The book describes his legendary partnerships with tailenders – it is a rare skill which only very few batsmen have. Compton seems to have had that talent in ample measure. I can’t remember anyone other than Mike Hussey playing so well with the tail. (Hussey was so great that he once inspired Glenn McGrath to hang around and make a half century. McGrath, though he was one of the greatest bowlers of alltime, was a genuine No.11 and a proper mug with the bat.) Compton seems to have been even better. Another thing that I loved about Compton was the way he did very well when his team faced extreme adversity. Batting brilliantly with the tail was one example of that. During the 1948 Ashes, when the Australian team just walked over England, Compton was the only (or one of the few) English batsmen to have shown resistance and who counterattacked. In one match, during that Ashes series, he got hit by a ball, had to go to the hospital and get stitches, after which he came back and made a big hundred. It was the stuff of legend. I had read about that Ashes series only from an Australian perspective, in Bradman’s autobiography ‘Farewell to Cricket‘. So it was nice to read the English perspective here. I was also very surprised to discover through the book that Compton and a few other batsmen of his time scored runs at an extremely rapid pace, sometimes – like a hundred runs in an hour. It almost looks like a T20 rate of scoring! We tend to believe that cricket at those times was played at a relaxed, languid pace, but the book shows that that is not always the case. Compton’s rivalry with Miller on the cricket field and their great friendship off it, is also so beautifully described in the book. Miller was my boyhood sporting hero, and it is so nice that these two great handsome, dashing stars were great friends too.

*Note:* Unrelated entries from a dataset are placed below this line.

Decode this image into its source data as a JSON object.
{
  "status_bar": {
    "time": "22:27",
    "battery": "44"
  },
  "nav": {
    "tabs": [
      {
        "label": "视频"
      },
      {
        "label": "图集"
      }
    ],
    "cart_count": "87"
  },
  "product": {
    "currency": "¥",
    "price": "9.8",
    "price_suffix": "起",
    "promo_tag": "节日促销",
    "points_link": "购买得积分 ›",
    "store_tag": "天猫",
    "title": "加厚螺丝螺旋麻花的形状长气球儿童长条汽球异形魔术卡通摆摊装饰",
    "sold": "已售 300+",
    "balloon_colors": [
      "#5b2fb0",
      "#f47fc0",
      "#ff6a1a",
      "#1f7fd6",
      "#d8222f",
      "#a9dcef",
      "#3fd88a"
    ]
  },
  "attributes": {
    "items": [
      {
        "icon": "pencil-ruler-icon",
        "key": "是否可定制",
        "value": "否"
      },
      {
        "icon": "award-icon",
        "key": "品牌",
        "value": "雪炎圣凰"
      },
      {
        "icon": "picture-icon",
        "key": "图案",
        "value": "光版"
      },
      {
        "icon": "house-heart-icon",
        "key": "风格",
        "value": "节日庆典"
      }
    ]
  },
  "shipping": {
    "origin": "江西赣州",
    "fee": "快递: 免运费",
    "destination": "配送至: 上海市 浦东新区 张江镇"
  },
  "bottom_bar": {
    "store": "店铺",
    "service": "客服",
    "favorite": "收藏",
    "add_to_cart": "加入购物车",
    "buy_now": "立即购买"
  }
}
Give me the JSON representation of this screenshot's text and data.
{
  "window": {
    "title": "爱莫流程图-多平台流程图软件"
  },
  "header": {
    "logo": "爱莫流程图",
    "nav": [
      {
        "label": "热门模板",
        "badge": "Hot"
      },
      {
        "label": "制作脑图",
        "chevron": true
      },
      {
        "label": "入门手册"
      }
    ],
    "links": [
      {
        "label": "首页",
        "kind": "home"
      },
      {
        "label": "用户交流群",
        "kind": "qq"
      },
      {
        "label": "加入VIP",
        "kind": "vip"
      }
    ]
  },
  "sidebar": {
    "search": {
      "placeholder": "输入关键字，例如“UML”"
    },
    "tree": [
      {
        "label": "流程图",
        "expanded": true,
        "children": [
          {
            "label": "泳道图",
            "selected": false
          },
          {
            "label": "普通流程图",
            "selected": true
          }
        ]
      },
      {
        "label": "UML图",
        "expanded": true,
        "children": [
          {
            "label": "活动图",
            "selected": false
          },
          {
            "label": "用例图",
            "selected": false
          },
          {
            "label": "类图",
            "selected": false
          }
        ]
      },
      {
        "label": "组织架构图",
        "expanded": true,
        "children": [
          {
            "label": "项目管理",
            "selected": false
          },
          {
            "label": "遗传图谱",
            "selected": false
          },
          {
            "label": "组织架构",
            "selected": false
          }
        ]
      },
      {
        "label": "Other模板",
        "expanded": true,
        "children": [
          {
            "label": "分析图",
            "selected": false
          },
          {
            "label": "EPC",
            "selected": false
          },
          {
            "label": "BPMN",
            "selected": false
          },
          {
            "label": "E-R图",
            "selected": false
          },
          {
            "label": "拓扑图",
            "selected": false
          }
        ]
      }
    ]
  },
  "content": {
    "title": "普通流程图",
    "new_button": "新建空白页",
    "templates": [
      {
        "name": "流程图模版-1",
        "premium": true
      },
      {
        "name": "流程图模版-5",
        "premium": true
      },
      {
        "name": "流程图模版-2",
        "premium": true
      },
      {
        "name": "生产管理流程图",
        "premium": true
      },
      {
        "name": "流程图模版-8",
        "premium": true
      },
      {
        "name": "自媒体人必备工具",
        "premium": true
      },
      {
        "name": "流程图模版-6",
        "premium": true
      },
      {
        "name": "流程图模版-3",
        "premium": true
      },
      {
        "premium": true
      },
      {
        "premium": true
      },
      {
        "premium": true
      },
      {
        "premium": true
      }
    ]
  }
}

One more thing that I have to say about the book is that it is an admirer’s, a fan’s biography. It doesn’t necessarily try to provide a balanced view of things. It mostly describes things from Compton’s perspective. So if a critic or a fan says something critical about Compton, then the book describes why Compton might be right on the issue. Sometimes this is convincing. At other times it is not.

I loved Denis Compton’s biography. Tim Heald has written it beautifully in accessible prose, done his research well, and included beautiful anecdotes – some well known, and some lesser known – which are a delight to read. Heald even asks the question that I did – on why Compton was never knighted – and nearly finds the answer to that. This book takes us to that beautiful era between the ’30s and ’50s, when cricket was a more laidback and probably a more beautiful game, and keeps us there. I wish I had read this book when I was a teenager – Compton would have become my sporting hero then, alongwith Miller. If you are like me – that is, your favourite cricketers had retired before you were born – you will love this book. Or alternatively, if you love cricket history, you will love this book.

Have you read ‘Denis Compton : The Life of a Sporting Hero‘ by Tim Heald? What do you think about it?